Community Alternatives of El Paso, a for-profit Colorado Springs halfway house, has uprooted up to 65 residents and placed them in isolation in a separate facility amid what state health officials describe as a COVID-19 outbreak.
Two residents have tested positive and one is listed as “probable” for the disease, said El Paso County spokeswoman Natalie Sosa, relaying information from a county epidemiologist. One of the inmates who tested positive is no longer held at the facility, a halfway house representative said.
The residents’ transfer came Wednesday, in part at the urging of the Colorado Department of Public Health and Environment, said Brian Miller, a spokesman for Geo Group, Inc., the Boca Raton, Fla.-based company that operates the facility.
A resident at the facility said administrators were slow to react, stoking fears among people held there that they could have been exposed. On Monday, a CAE administrator, Sean Foster, addressed the residents saying that the administration had learned a resident had fallen ill the previous Thursday, the resident said.
The allegation was disputed by Miller, who said the inmate tested positive on Friday, and that isolation measures began immediately, including for the inmate’s cohort, or bunkmates. Miller said the other person with COVID-19 had tested positive for the disease about Aug. 29, several days after being released. Even so, that resident’s cohort was likewise isolated as a precaution, Miller said.
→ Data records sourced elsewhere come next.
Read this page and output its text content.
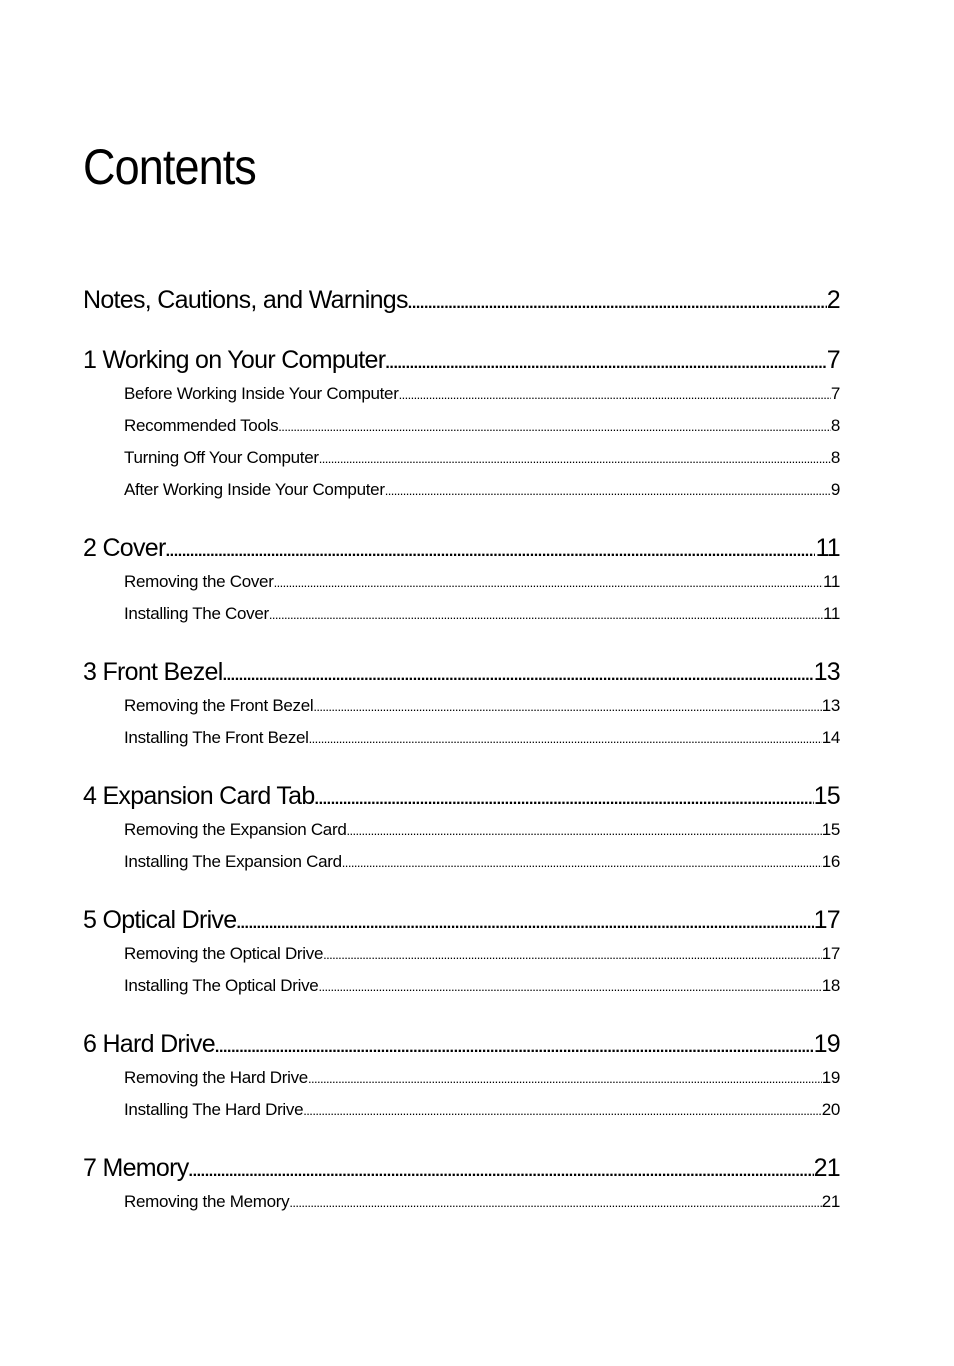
Contents
Notes, Cautions, and Warnings .....	2
1 Working on Your Computer .....	7
Before Working Inside Your Computer .....	7
Recommended Tools .....	8
Turning Off Your Computer .....	8
After Working Inside Your Computer .....	9
2 Cover .....	11
Removing the Cover .....	11
Installing The Cover .....	11
3 Front Bezel .....	13
Removing the Front Bezel .....	13
Installing The Front Bezel .....	14
4 Expansion Card Tab .....	15
Removing the Expansion Card .....	15
Installing The Expansion Card .....	16
5 Optical Drive .....	17
Removing the Optical Drive .....	17
Installing The Optical Drive .....	18
6 Hard Drive .....	19
Removing the Hard Drive .....	19
Installing The Hard Drive .....	20
7 Memory .....	21
Removing the Memory .....	21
CAE houses approximately 200 residents, some transferred from the Colorado Department of Corrections to finish out their sentences, and others sentenced directly to the facility, often for low-level offenses.
The 65 residents who were moved from CAE, 2945 E. Las Vegas St., were taken to a nearby facility that previously housed the now-shuttered Cheyenne Mountain Re-entry Center. They were divided into smaller groups of five to seven to limit the potential for the virus to spread in the event they have contracted the disease, according to Miller.
Miller said it’s unclear how long the isolation at the neighboring facility will last, claiming that the inmate listed as “probable” by state health officials later tested negative for the novel coronavirus.
The resident who spoke to The Gazette said he did so in defiance of a posting on a bulletin board, which he interpreted as a warning to residents not to speak to the media. The resident asked to remain anonymous out of fear of retaliation.
Miller denied that any such warnings have been made to residents.
“There’s no message to residents not to talk to the media,” Miller said. “There is a sign posted in a staff office indicating that any media inquiries should be directed to a specific person. That’s a staff message. That’s not directed to any residents at all.”
Miller sent a photograph of the notice, which said: "We DO NOT speak to the media!" and listed the phone number for Miller.
The resident described a different warning and said CAE staff pulled it and other postings from the bulletin board after the newspaper’s inquiries.
If residents at CAE are barred from speaking with reporters under halfway house policy, it would violate the law, legal observers say.
“They can do that, but it’s not legal,” said Phil Dubois, a Colorado Springs attorney. The courts have consistently found that criminal convictions are not a basis to bar people from exercising their First Amendment rights, and private correctional facilities cannot implement illegal policies, such as revoking free speech, Dubois said.